Gnädige Frau! Meine sehr geehrten Damen und meine Herren! Lassen Sie mich an die Spitze meiner Bemerkungen zur Haushaltsplanberatung 1972 ein Wort des Dankes an die Bundesregierung setzen. Durch die Vorlage des Gesetzentwurfes und der Anlagen wird sich das Bundesparlament in den Stand gesetzt sehen, den bisherigen Haushaltsplänen seit 1949 nun auch noch den Haushaltsplan 1972 hinzuzufügen.
Namens meiner Fraktion möchte ich mich ausdrücklich beim Bundesrat bedanken, der in seiner Gesamtheit auf die ihm zustehende Beratungsfrist verzichtet hat, damit der Bundesetat 1972 noch vor Ablauf des Haushaltsjahres verabschiedet werden kann.
Auch die CDU/CSU-regierten Länder haben in einem im Bundesrat gestellten Antrag ausdrücklich auf die Einlegung der Fristen verzichtet.

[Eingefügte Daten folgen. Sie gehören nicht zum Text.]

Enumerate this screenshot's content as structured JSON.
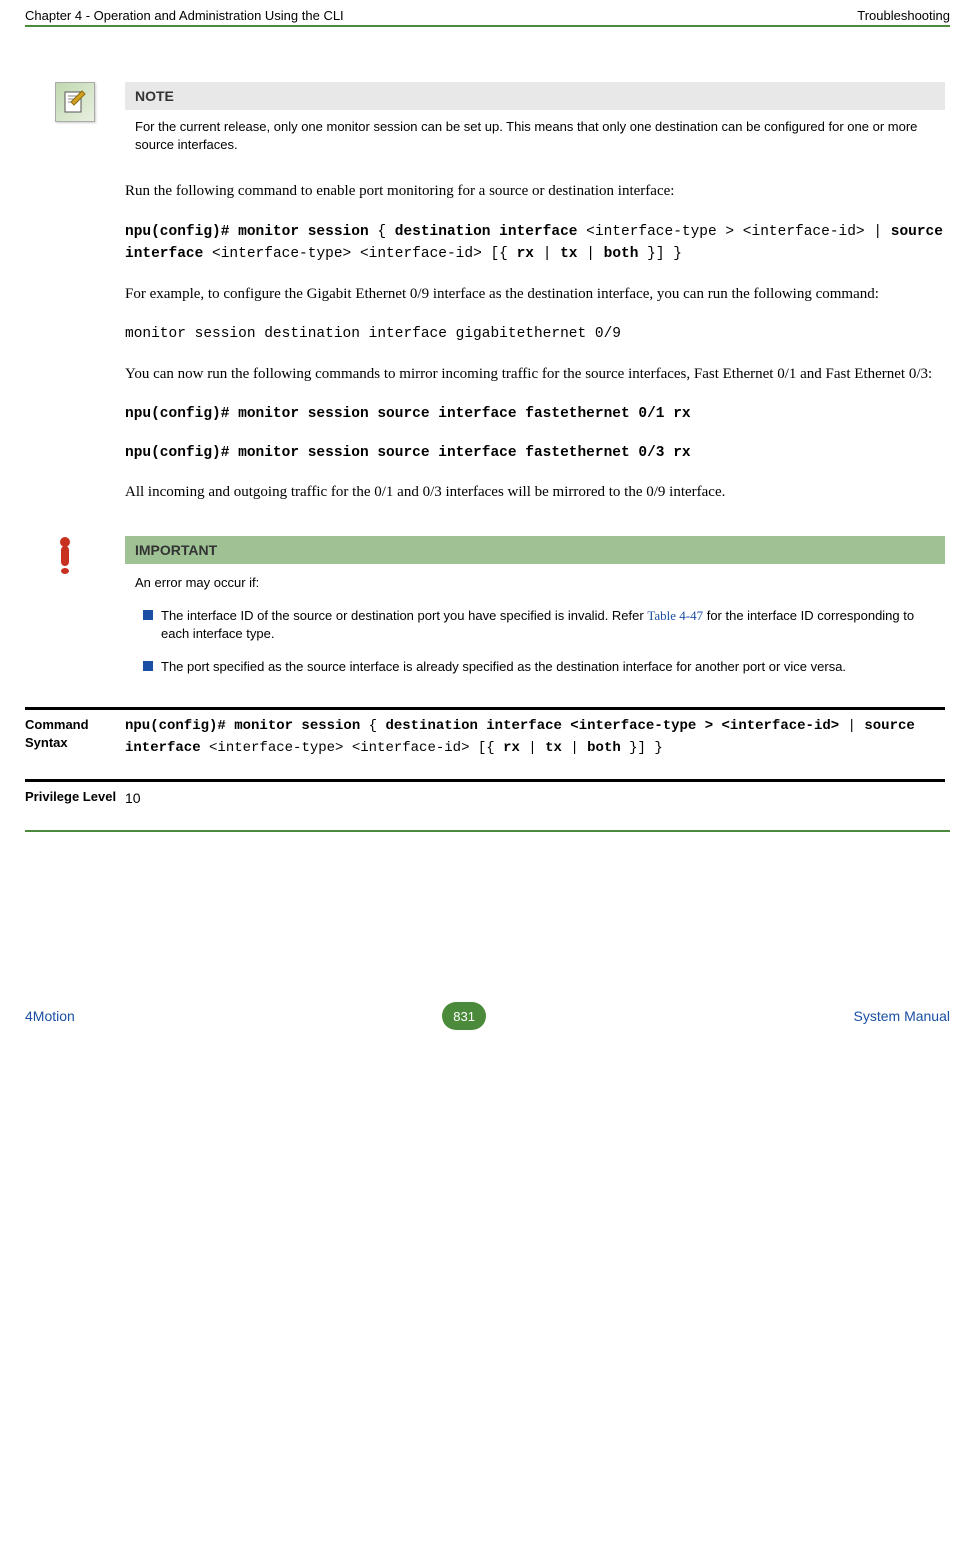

Der dritte Dank, den ich auszusprechen habe, gilt der CDU/CSU-Opposition. Denn der Kollege Albert Leicht hat in einem Brief an den Herrn Bundesminister der Finanzen vom 5. Dezember 1972 einen Hinweis auf das Interesse der CDU/CSU-Opposition an einer baldigen Verabschiedung des Haushaltsplans gegeben, damit die parlamentarische Kontrolle wiederhergestellt werden kann.

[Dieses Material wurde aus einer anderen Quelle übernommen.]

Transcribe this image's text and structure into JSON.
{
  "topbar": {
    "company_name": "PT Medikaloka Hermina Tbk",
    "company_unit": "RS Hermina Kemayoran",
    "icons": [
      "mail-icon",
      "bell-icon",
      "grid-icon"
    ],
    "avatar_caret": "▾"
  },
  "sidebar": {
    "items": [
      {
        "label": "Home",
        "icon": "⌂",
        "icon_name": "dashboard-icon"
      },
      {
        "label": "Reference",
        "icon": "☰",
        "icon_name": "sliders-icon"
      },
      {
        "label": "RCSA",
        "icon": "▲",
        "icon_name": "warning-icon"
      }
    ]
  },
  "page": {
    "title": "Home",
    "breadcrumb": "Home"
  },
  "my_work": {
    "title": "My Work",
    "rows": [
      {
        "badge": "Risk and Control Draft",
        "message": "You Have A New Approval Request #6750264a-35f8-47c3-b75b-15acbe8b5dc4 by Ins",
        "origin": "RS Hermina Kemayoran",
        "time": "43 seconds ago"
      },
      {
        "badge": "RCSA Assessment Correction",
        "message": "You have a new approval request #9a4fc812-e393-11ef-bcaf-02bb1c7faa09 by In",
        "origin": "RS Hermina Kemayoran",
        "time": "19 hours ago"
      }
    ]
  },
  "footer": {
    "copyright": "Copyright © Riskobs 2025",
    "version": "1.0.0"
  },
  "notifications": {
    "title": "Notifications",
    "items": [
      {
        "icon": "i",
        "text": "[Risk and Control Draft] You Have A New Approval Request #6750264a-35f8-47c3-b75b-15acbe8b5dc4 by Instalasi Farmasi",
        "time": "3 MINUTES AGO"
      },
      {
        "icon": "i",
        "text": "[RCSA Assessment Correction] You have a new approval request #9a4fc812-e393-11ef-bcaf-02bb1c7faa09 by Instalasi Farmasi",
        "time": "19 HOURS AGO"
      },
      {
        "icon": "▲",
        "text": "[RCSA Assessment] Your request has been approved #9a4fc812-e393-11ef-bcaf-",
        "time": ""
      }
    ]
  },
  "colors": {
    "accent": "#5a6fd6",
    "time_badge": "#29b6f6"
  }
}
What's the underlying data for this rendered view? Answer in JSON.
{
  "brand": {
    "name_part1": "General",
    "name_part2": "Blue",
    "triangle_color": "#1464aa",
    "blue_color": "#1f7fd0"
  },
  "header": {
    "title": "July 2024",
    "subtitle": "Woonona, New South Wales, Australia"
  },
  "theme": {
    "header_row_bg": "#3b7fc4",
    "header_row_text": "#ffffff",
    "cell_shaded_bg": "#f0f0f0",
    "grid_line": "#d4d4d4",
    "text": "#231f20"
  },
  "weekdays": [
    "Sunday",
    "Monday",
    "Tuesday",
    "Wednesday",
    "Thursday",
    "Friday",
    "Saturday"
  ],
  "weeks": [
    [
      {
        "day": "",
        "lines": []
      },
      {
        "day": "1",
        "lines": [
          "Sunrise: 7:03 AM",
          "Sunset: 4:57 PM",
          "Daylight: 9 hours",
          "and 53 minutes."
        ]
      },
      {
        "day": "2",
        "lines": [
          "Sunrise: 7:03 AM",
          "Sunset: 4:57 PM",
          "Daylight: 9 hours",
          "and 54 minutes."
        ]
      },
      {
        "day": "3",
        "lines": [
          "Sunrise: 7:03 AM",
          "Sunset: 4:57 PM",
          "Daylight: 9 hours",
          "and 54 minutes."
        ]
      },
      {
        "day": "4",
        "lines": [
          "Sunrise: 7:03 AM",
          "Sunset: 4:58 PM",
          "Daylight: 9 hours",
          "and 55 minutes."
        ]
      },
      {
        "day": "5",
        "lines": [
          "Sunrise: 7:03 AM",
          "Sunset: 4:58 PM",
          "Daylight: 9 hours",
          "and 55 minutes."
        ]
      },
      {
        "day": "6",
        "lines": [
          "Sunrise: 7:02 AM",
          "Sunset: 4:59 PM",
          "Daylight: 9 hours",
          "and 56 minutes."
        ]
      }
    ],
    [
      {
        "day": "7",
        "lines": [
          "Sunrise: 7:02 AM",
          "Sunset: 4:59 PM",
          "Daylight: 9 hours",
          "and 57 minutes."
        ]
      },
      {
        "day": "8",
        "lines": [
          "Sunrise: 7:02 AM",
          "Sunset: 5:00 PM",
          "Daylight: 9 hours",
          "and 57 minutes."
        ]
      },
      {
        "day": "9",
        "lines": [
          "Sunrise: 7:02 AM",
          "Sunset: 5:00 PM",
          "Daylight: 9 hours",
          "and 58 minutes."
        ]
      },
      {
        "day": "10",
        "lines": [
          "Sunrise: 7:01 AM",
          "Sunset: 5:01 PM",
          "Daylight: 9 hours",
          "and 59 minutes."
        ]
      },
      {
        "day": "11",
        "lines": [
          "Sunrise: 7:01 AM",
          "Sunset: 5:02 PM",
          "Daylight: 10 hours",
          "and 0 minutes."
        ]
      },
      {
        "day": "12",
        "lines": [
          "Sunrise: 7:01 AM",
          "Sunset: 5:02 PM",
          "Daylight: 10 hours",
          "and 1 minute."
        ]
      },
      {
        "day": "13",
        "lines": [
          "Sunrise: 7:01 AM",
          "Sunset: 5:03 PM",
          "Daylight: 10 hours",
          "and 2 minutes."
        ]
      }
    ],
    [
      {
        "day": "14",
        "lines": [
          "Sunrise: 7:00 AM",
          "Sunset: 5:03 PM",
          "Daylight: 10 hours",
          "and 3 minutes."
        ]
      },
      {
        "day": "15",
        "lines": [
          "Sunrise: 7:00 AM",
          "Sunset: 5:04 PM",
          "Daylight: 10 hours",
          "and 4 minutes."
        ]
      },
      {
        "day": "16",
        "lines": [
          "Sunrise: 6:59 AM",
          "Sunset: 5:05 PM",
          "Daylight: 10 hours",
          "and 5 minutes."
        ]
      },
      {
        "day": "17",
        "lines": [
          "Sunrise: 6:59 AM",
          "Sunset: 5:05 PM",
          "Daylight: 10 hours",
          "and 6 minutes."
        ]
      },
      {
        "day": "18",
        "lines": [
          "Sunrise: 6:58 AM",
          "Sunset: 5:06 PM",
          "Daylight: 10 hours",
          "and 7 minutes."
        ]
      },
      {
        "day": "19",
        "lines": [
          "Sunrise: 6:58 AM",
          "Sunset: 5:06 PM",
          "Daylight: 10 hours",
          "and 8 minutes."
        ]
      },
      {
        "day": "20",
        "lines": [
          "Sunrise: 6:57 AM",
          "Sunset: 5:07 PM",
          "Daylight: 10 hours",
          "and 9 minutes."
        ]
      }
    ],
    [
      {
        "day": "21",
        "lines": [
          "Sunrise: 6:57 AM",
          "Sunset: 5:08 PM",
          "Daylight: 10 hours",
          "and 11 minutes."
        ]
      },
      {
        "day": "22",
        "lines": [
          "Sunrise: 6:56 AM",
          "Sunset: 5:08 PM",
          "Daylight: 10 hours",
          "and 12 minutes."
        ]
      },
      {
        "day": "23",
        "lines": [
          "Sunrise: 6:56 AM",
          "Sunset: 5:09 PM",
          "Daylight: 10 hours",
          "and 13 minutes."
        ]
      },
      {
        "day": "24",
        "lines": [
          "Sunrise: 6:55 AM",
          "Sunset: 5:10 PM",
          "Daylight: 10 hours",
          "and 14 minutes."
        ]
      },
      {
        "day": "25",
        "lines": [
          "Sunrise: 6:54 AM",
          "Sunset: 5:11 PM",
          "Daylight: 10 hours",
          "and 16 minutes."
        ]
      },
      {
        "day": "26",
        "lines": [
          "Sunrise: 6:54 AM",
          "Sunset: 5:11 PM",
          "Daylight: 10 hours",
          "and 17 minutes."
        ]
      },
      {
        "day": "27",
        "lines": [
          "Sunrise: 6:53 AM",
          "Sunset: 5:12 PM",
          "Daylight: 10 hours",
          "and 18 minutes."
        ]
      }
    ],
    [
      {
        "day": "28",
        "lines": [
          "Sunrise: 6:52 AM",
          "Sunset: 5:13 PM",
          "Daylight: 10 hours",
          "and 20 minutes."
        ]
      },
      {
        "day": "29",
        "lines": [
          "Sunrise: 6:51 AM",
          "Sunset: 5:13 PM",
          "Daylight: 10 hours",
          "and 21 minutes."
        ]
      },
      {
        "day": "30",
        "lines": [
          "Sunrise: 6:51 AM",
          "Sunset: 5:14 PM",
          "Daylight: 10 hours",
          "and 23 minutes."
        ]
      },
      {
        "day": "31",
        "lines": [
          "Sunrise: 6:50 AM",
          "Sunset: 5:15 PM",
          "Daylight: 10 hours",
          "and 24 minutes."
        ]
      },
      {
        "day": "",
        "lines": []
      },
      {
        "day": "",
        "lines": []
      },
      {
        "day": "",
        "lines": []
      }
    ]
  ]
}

Das alles ist richtig, aber nach meinen Dankesworten an die Bundesregierung, den Bundesrat und die Opposition muß ich natürlich auch ein paar Bemerkungen zur Geschichte des Haushaltsplans 1972 machen.

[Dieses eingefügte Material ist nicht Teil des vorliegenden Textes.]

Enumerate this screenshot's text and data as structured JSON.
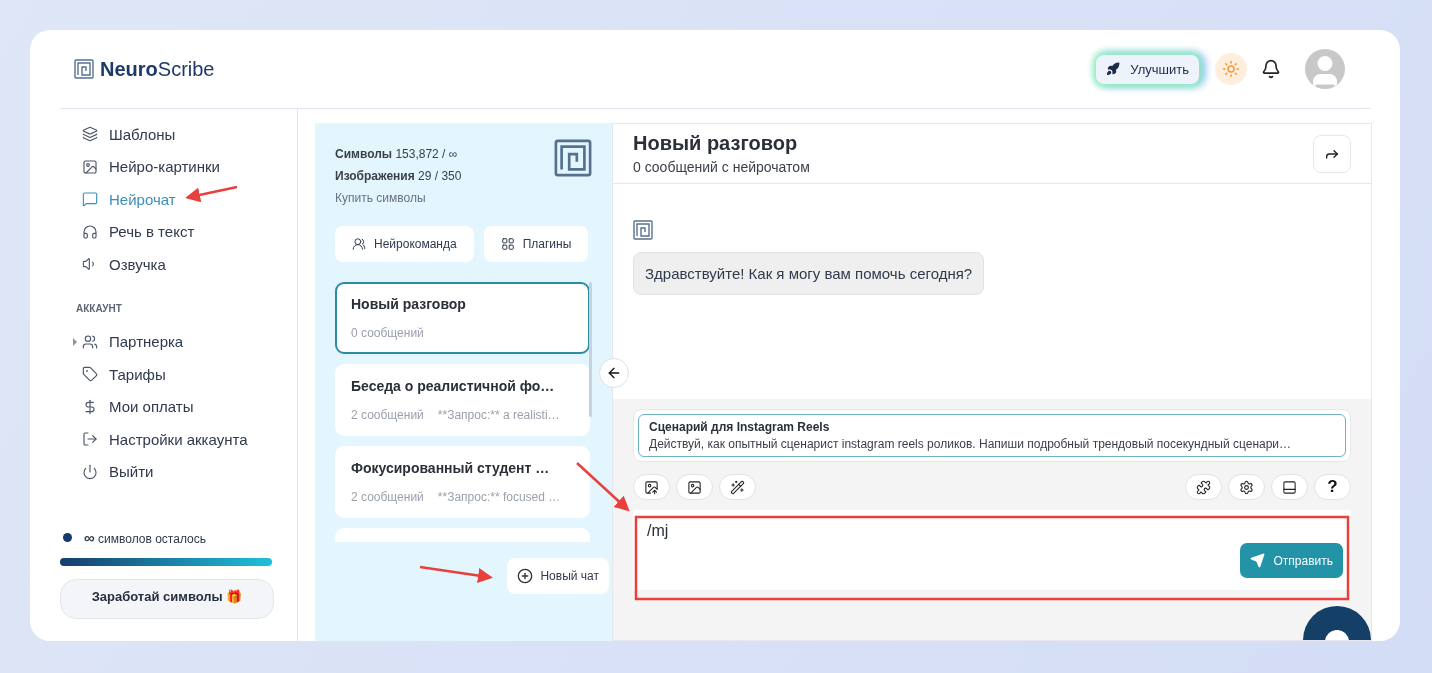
{
  "header": {
    "logo": "**Neuro**Scribe",
    "upgrade_button": "Улучшить"
  },
  "sidebar": {
    "nav_items": [
      {
        "label": "Шаблоны",
        "selected": false
      },
      {
        "label": "Нейро-картинки",
        "selected": false
      },
      {
        "label": "Нейрочат",
        "selected": true
      },
      {
        "label": "Речь в текст",
        "selected": false
      },
      {
        "label": "Озвучка",
        "selected": false
      }
    ],
    "account_label": "АККАУНТ",
    "account_items": [
      {
        "label": "Партнерка",
        "expanded": false
      },
      {
        "label": "Тарифы"
      },
      {
        "label": "Мои оплаты"
      },
      {
        "label": "Настройки аккаунта"
      },
      {
        "label": "Выйти"
      }
    ],
    "credits": {
      "amount": "∞",
      "label": "символов осталось",
      "level": 1
    },
    "earn_button": "Заработай символы 🎁"
  },
  "chat_list": {
    "stats": [
      {
        "label": "Символы",
        "value": "153,872 / ∞"
      },
      {
        "label": "Изображения",
        "value": "29 / 350"
      }
    ],
    "buy_link": "Купить символы",
    "buttons": [
      "Нейрокоманда",
      "Плагины"
    ],
    "chats": [
      {
        "title": "Новый разговор",
        "count": "0 сообщений",
        "selected": true
      },
      {
        "title": "Беседа о реалистичной фо…",
        "count": "2 сообщений",
        "preview": "**Запрос:** a realisti…",
        "selected": false
      },
      {
        "title": "Фокусированный студент …",
        "count": "2 сообщений",
        "preview": "**Запрос:** focused …",
        "selected": false
      }
    ],
    "more_below": true,
    "new_chat_button": "Новый чат"
  },
  "conversation": {
    "title": "Новый разговор",
    "subtitle": "0 сообщений с нейрочатом",
    "messages": [
      {
        "text": "Здравствуйте! Как я могу вам помочь сегодня?"
      }
    ],
    "template": {
      "title": "Сценарий для Instagram Reels",
      "text": "Действуй, как опытный сценарист instagram reels роликов. Напиши подробный трендовый посекундный сценари…"
    },
    "help_button": "?",
    "input": {
      "value": "/mj"
    },
    "send_button": "Отправить"
  }
}
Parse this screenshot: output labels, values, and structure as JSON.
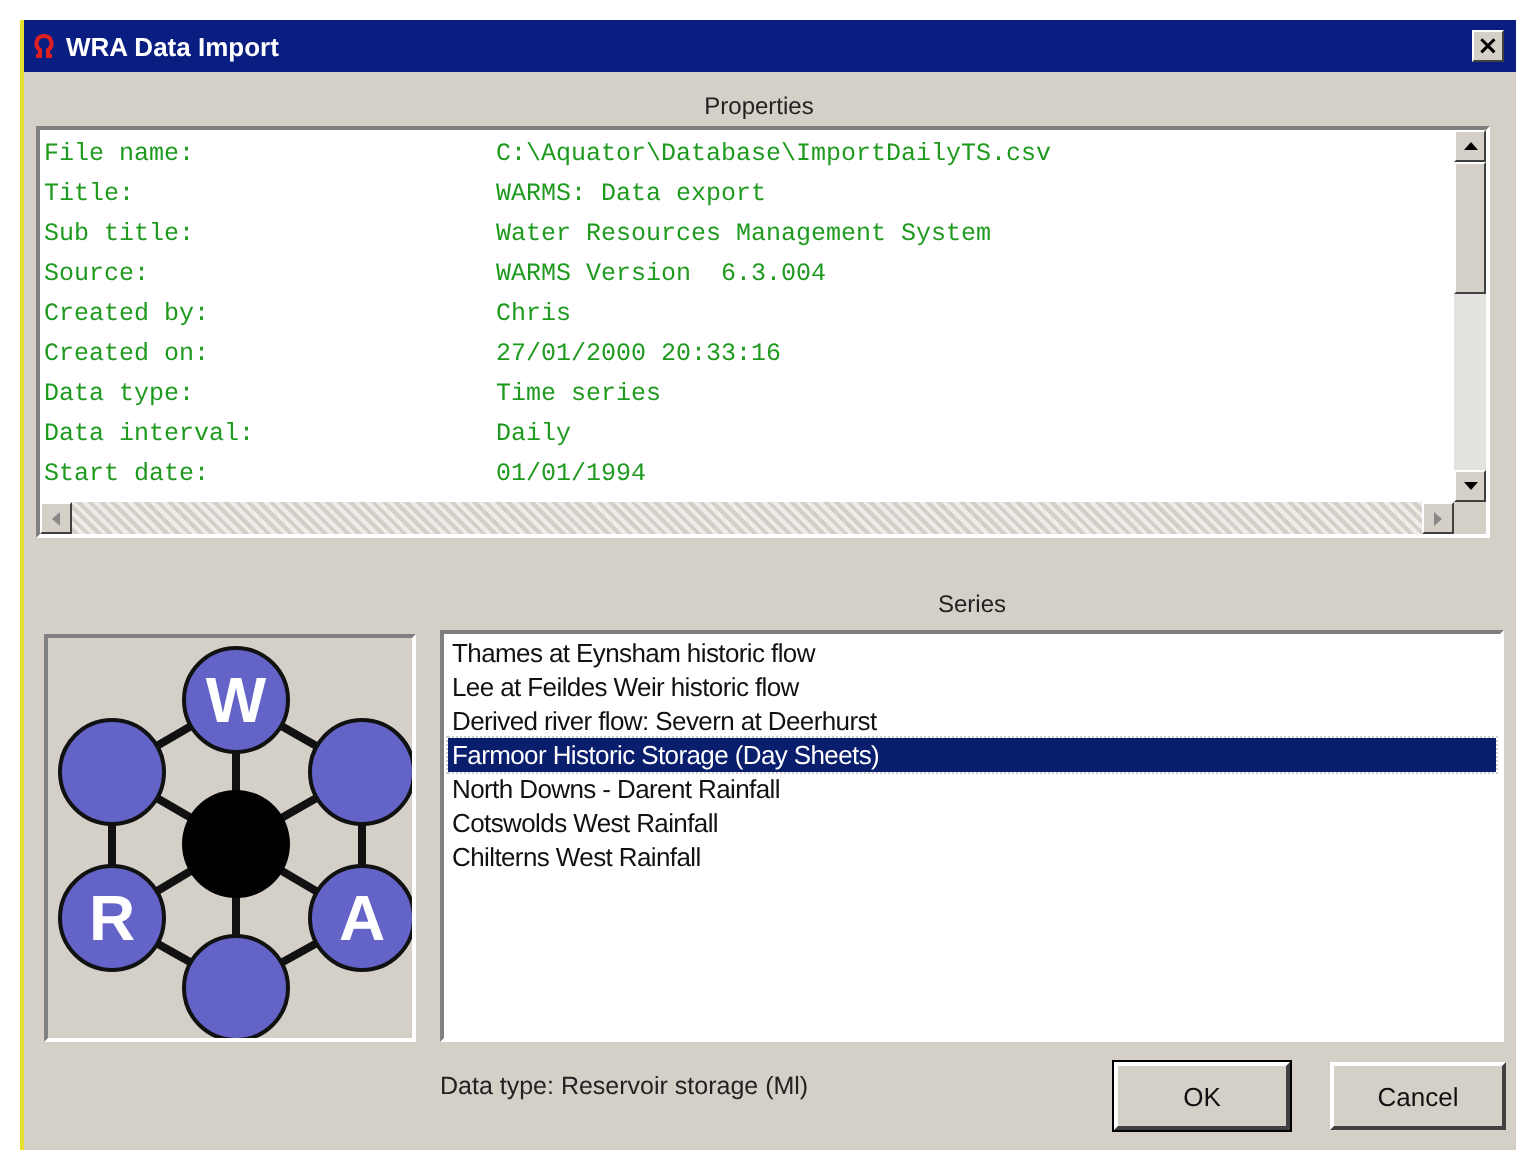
{
  "window": {
    "title": "WRA Data Import",
    "close_glyph": "×"
  },
  "properties": {
    "heading": "Properties",
    "rows": [
      {
        "label": "File name:",
        "value": "C:\\Aquator\\Database\\ImportDailyTS.csv"
      },
      {
        "label": "Title:",
        "value": "WARMS: Data export"
      },
      {
        "label": "Sub title:",
        "value": "Water Resources Management System"
      },
      {
        "label": "Source:",
        "value": "WARMS Version  6.3.004"
      },
      {
        "label": "Created by:",
        "value": "Chris"
      },
      {
        "label": "Created on:",
        "value": "27/01/2000 20:33:16"
      },
      {
        "label": "Data type:",
        "value": "Time series"
      },
      {
        "label": "Data interval:",
        "value": "Daily"
      },
      {
        "label": "Start date:",
        "value": "01/01/1994"
      }
    ]
  },
  "logo": {
    "letters": [
      "W",
      "R",
      "A"
    ]
  },
  "series": {
    "heading": "Series",
    "items": [
      {
        "name": "Thames at Eynsham historic flow",
        "selected": false
      },
      {
        "name": "Lee at Feildes Weir historic flow",
        "selected": false
      },
      {
        "name": "Derived river flow: Severn at Deerhurst",
        "selected": false
      },
      {
        "name": "Farmoor Historic Storage (Day Sheets)",
        "selected": true
      },
      {
        "name": "North Downs - Darent Rainfall",
        "selected": false
      },
      {
        "name": "Cotswolds West Rainfall",
        "selected": false
      },
      {
        "name": "Chilterns West Rainfall",
        "selected": false
      }
    ]
  },
  "status": "Data type: Reservoir storage (Ml)",
  "buttons": [
    "OK",
    "Cancel"
  ]
}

Hier erinnere ich Sie alle an den 28. April 1972. In einer großen Kraftanstrengung hat es die Opposition fertiggebracht, die gültige Verabschiedung des Kanzleretats zu verhindern, indem sie Stimmengleichheit herbeiführte. Die an die nicht erfolgte Verabschiedung des Kanzlerhaushalts geknüpfte Schlußfolgerung, der Bundeskanzler habe also kein Vertrauen mehr, hat sich spätestens und erfreulicherweise am 19. November 1972 als falsch herausgestellt.
Hier wäre der Opposition überhaupt zu raten, mit ihren Prophezeihungen nicht allzu voreilig zu sein; sonst wird sie von der Öffentlichkeit, vom Wähler — wie in diesem Fall geschehen — zurückgewiesen.
Damals, am 28. April 1972, hat der Herr Bundeskanzler hier folgendes ausgeführt — ich zitiere —:
Die Bundesregierung bedauert, daß durch Stimmengleichheit bei Nichtwertung der Berliner Stimmen diese Vorlage nicht die Zustimmung des Hohen Hauses gefunden hat. Ich bitte namens der Bundesregierung schon jetzt um die Unterstützung, die wir brauchen, um dies bei der dritten Lesung zu korrigieren.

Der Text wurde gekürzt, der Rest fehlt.